-20 Degrees Celcius
I’m just glad I had one of those cosmic codpieces Arthbard came up with installed in the fall. (Arthbard is pictured here with his original prototype. Mine is even BIGGER!) At the time, I kinda felt it was an extravagant luxury. Uncomfortably heavy, my genitals were always a bit too warm, and sex became a tricky twelve step process (not including the two or three minutes of actual copulation).
Gouts of mighty steam erupt forth from my nether regions as I walk the dog, enveloping me in a moist and warm–yet cloying–embrace. As the radioactive water vapor settles in my beard and mustache, it immediately frosts over, making me feel a little more like Santa with each step. I stop at a cross-walk, and soon my codpiece reduces the visibility to about 6 feet, preventing motorists from seeing the signal lights. My crotch then assumes its mantle as the bringer of steel death as cars, already slipping and sliding on the icy road, smack into one another with temporarily blissful–and suddenly torturous–abandon.

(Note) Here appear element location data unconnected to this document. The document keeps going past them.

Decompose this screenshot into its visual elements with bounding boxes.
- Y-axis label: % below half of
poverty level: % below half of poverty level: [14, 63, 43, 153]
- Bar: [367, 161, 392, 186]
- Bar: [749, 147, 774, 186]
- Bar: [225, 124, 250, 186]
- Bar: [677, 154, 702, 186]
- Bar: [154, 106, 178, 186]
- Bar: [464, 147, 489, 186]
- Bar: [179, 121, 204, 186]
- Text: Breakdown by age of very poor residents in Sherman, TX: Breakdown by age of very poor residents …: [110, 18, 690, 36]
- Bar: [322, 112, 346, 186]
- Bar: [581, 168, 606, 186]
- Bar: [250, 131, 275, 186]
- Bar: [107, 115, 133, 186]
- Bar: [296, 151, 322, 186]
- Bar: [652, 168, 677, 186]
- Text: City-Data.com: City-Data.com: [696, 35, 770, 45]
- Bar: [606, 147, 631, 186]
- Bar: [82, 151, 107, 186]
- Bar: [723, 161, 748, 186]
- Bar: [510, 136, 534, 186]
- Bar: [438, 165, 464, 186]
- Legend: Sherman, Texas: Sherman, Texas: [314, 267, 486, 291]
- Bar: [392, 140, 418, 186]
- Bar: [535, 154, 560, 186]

But its all worth it! My body warms from between my legs outward, and birds alight upon my metallic bulge, seeking to thaw their tiny frozen wings. They chirp happily from within my obscurant cloud, ignoring the screams and creaky crashing as effectively as I and my dog.
Here’s to a LONG winter, baby!




I remember the last time it was this cold; it was during the heady early Nineties, back before grunge walked the earth. I was on the Wayne state campus, meeting a mate of mine, and on the cusp of a cold, as my nose had been running. We met outside of our cars, parked just off Woodward, and chatted for a few minutes. I recall it being so bitterly cold out, that the snot in my nose was actually freezing.
I know I’ve stated on several occasions that I prefer being cold to sweating, but this is taking things to extremes.
Brilliant. prefer you in humour mode
My Gosh, that’s funnier then hell!! Walking around here at Venice Beach, CA. (home to many weirdos.)I can imagine it.
I think you need a blinker on it, SafeT, to guide you through the mire of your own hawtness. Nothing that might erroneously guide aircraft into your groin though. I doubt you’re insured for that type of accident.
As I lie here most sad and miserable and staring out my window at the most boring neighbors in the world, it occurs to me you would be a lot of fun to watch leaving little puffs of steam behind you as you and your magical codpiece ramble down the street.
dc:I think at that time I was working at Sears. There was a coffee kiosk near the back door and employees would congregate there occasionally. Whenever the doors would open a puff of frigid air would rush up the women’s dresses and illicit an unaffected and heartfelt groan of physical pain.
l>t:But can you imagine -20 degrees celcius in Venice Beach?
Sam, PCB:Strangely enough, I had just that discussion with my insurance agent a month ago.
Rayne:I will take that as a compliment.
not with a tin can on my crotch.
I want one………where’s the cod shop
Damn, I need one of those dohickys. Do they have a female fitted piece?
l>t: No, of course not with a tin can on your crotch. That’s more what you’d call summer wear than anything else.
Confucious: You’ll need to get fitted. Quite specific, these.
Bab: I think the female version is an IUD.